When we see the leadership in charge of these sectors participating in the pomp and fanfare of yesterday, we must ask where the accountability lies for the child who cannot read because there is no textbook or the teacher who has no classroom.

A performance contract that does not address the fundamental right to a quality education is nothing more than a scrap of paper.

Beyond the collapse of social services, the economic landscape remains bleak.

Employment remains unacceptably high, with estimates placing it at over 90 percent, leaving a generation of young, educated Zimbabweans with no prospect of a formal career.

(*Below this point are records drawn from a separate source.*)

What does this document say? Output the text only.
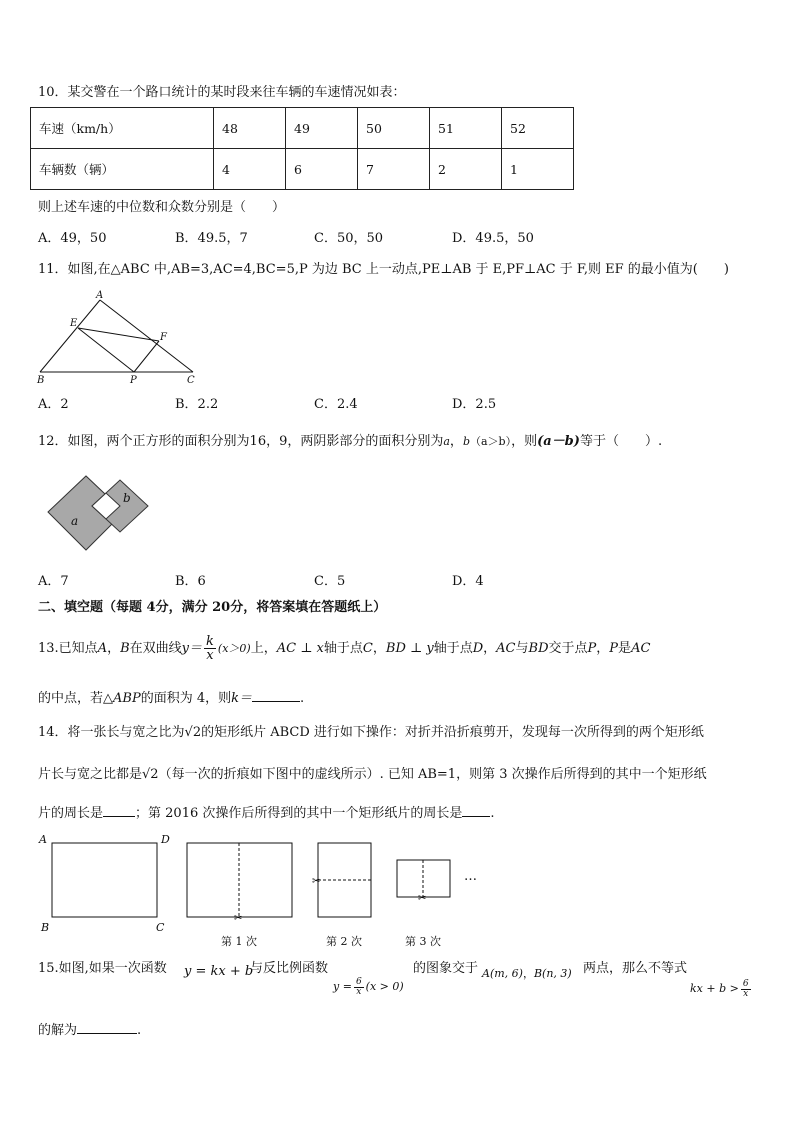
10．某交警在一个路口统计的某时段来往车辆的车速情况如表：
车速（km/h）	48	49	50	51	52
车辆数（辆）	4	6	7	2	1
则上述车速的中位数和众数分别是（　　）
A．49，50	B．49.5，7	C．50，50	D．49.5，50
11．如图,在△ABC 中,AB=3,AC=4,BC=5,P 为边 BC 上一动点,PE⊥AB 于 E,PF⊥AC 于 F,则 EF 的最小值为(　　)
A
E
F
B	P	C
A．2	B．2.2	C．2.4	D．2.5
12．如图，两个正方形的面积分别为16，9，两阴影部分的面积分别为a，b（a＞b），则(a－b)等于（　　）.
a
b
A．7	B．6	C．5	D．4
二、填空题（每题 4分，满分 20分，将答案填在答题纸上）
13.已知点A，B在双曲线$y= \frac{k}{x} (x>0)$上，AC ⊥ x轴于点C，BD ⊥ y轴于点D，AC与BD交于点P，P是AC
的中点，若△ABP的面积为 4，则k＝	.
14．将一张长与宽之比为√2的矩形纸片 ABCD 进行如下操作：对折并沿折痕剪开，发现每一次所得到的两个矩形纸
片长与宽之比都是√2（每一次的折痕如下图中的虚线所示）. 已知 AB=1，则第 3 次操作后所得到的其中一个矩形纸
片的周长是 ；第 2016 次操作后所得到的其中一个矩形纸片的周长是 .
A	D
B	C
✂
✂
✂
…
第 1 次	第 2 次	第 3 次
15.如图,如果一次函数 y = kx + b
与反比例函数
$y = \frac{6}{x} (x > 0)$
的图象交于 A(m, 6)，B(n, 3) 两点，那么不等式
kx + $b > \frac{6}{x}$
的解为	.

Significant investment remains elusive because the very officials signing these contracts have failed to create an environment of transparency and rule of law that attracts capital.

Visionary and competent leadership is the only way to overcome these challenges, and the performance contract system was supposed to be the mechanism to ensure such leadership emerged.

Instead, it has become a shield for the status quo.

For the nation to take this program seriously, the cycle of endless rewards and zero consequences must end.

We need to see heads roll.

We need to see the government demonstrate that failure has a price.

When a target is missed, there must be a visible reprimand.

When a sector remains in shambles despite years of promises, there must be a change in leadership.

Merely rewarding a few officials who managed to perform well while ignoring the vast majority who are messing up is not helpful at all.

It creates a culture of mediocrity where the goal is not to transform the lives of the people but simply to navigate the bureaucracy well enough to avoid embarrassment.

The crisis in Zimbabwe is not a result of a lack of resources or a lack of talent.

It is a result of a lack of accountability.

As long as there are no severe consequences for failure, the signing of performance contracts will remain a meaningless exercise in political theater.

The people of Zimbabwe are tired of the pomp and the fanfare.

They are tired of watching officials celebrate while their own lives remain stuck in a cycle of poverty and deprivation.

If the government truly wishes to be taken seriously, it must move beyond the ceremony and embrace the hard work of genuine oversight.

Accountability is not found in the stroke of a pen during a televised event but in the courage to remove those who are not fit for the task.

Until we see that courage, these contracts will remain a symbol of a leadership that is more concerned with looking like it is working than actually doing the work.